Core courses
In their second year, Computational Sciences majors enroll in core courses that provide the foundation for the Computational Sciences concentrations. They also take electives from core courses offered in other majors.
Apply core concepts in design and analysis of algorithms, data structures, and computational problem-solving techniques to address complex problems. Hashing, searching, sorting, tree algorithms, dynamic programming, greedy algorithms, divide and conquer, backtracking, random number generation, and randomized algorithms are examples of algorithms you will learn to exploit to solve problems ranging from logistics to route optimization to DNA sequencing.
Learn to utilize principles of single and multivariable calculus to solve relevant problems from across STEM. Traditional calculus courses focus on the techniques needed to perform complex computations by hand, and evaluate students primarily on their ability to do so quickly. This course takes a different approach by shifting the focus to applying foundational calculus concepts to analyze and solve problems in practical contexts while building the facility to take full advantage of technologies such as Sage to perform complex computations. In addition to honing skills from critical and creative thinking, an emphasis is placed on effective collaborative problem-solving and communication of technical processes and results to appropriate audiences. Note: This course was previously CS111A.

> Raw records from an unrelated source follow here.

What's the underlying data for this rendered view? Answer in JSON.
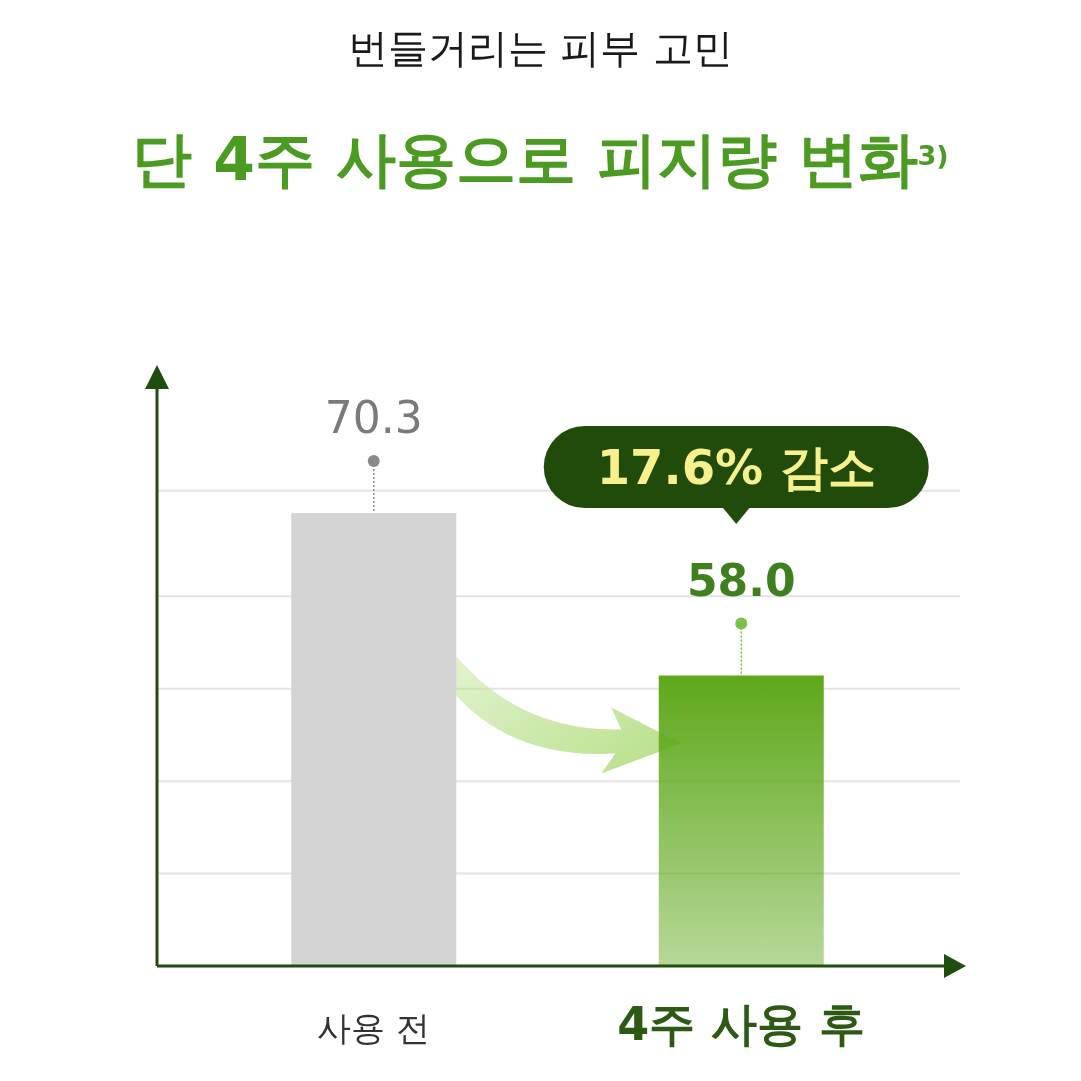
{
  "chart_data": {
    "type": "bar",
    "title": "번들거리는 피부 고민",
    "subtitle": "단 4주 사용으로 피지량 변화$^{3)}$",
    "categories": [
      "사용 전",
      "4주 사용 후"
    ],
    "values": [
      70.3,
      58.0
    ],
    "colors": [
      "#d4d4d4",
      "#5ea81a"
    ],
    "value_labels": [
      "70.3",
      "58.0"
    ],
    "ylim": [
      36,
      80
    ],
    "yticks": [
      {
        "value": 43,
        "label": null
      },
      {
        "value": 50,
        "label": null
      },
      {
        "value": 57,
        "label": null
      },
      {
        "value": 64,
        "label": null
      },
      {
        "value": 72,
        "label": null
      }
    ],
    "grid": "y",
    "annotations": [
      "17.6% 감소"
    ]
  }
}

This course develops the tools necessary for the analysis of linear systems. The emphases are both on abstract notions such as vectors spaces, linear maps between them and their matrix representations, and concrete applications such as Markov chains and graphical network analysis. Students apply their knowledge to explore a wide variety of problems such as Page Rank, least squares fitting, and traffic modeling. Note: This course was previously CS111B. In addition to the listed prerequisites, the following courses are recommended prior to taking this course: CS111
When can you find patterns in seemingly random noise? Or determine when an observed pattern is likely due to chance? This course focuses on the concepts from probability and statistics used to extract meaning from data. In addition to building a strong, theoretical foundation, students learn how to apply these tools to understand real-world scenarios. Formal topics include Sample spaces, conditional probability and independence, Bayes’ theorem, discrete and continuous random variables, joint distributions, the law of large numbers as well as the central limit theorem among others. These techniques are then used in applications such as statistical learning, linear regression, simulation, maximum likelihood and least squares.
Concentrations Courses
In their third year, Computational Sciences majors select a concentration, begin taking courses within it and begin work on their capstone courses. They also take electives chosen from other Minerva courses (other concentration courses in Computational Sciences, core and concentration courses in other colleges). Computational Sciences offers concentrations shown in the table below.
In the fourth year, Computational Sciences majors enroll in additional electives chosen from Minerva’s course offerings within or outside the major. Additionally, they take senior tutorials in the major, and finish their capstone courses.
Learn to apply Bayesian inference which is the mathematical framework for using observed data to update the information we have about a system. The course proceeds from the fundamentals of probability theory and Bayesian inference to the data modeling process, covering various real-world scenarios from sports, medicine, vehicle tracking, social sciences, and more. The second half of the course covers approximate methods for automating inference in the form of variational inference (approximations using functions) and Monte Carlo methods (approximations using random samples). These methods allow us to work with large models containing many unknown variables and large data sets.
Students learn to apply core machine learning techniques — such as classification, perceptron, neural networks, support vector machines, hidden Markov models, and nonparametric models of clustering — as well as fundamental concepts such as feature selection, cross-validation and over-fitting. Students program machine learning algorithms to make sense of a wide range of data, such as genetic data, data used to perform customer segmentation or data used to predict the outcome of elections. NOTE: In addition to the listed prerequisites, the following courses are recommended prior to taking this course: CS110
Learn how to apply advanced modeling techniques to analyze and predict the behavior of social, physical and economic systems. You will learn from specific examples applied to portfolio management, traffic flow management, and analyzing social networks. The course covers three modeling frameworks — cellular automata for modeling interactions on grids of cells, networks for more general interactions between nodes in a graph, and Monte Carlo simulations showing how we can use simulation to generate random numbers and how we can use random numbers to drive simulations of complex phenomena. The course covers the theoretical (mathematical) and practical (implementation) aspects of each of the three frameworks.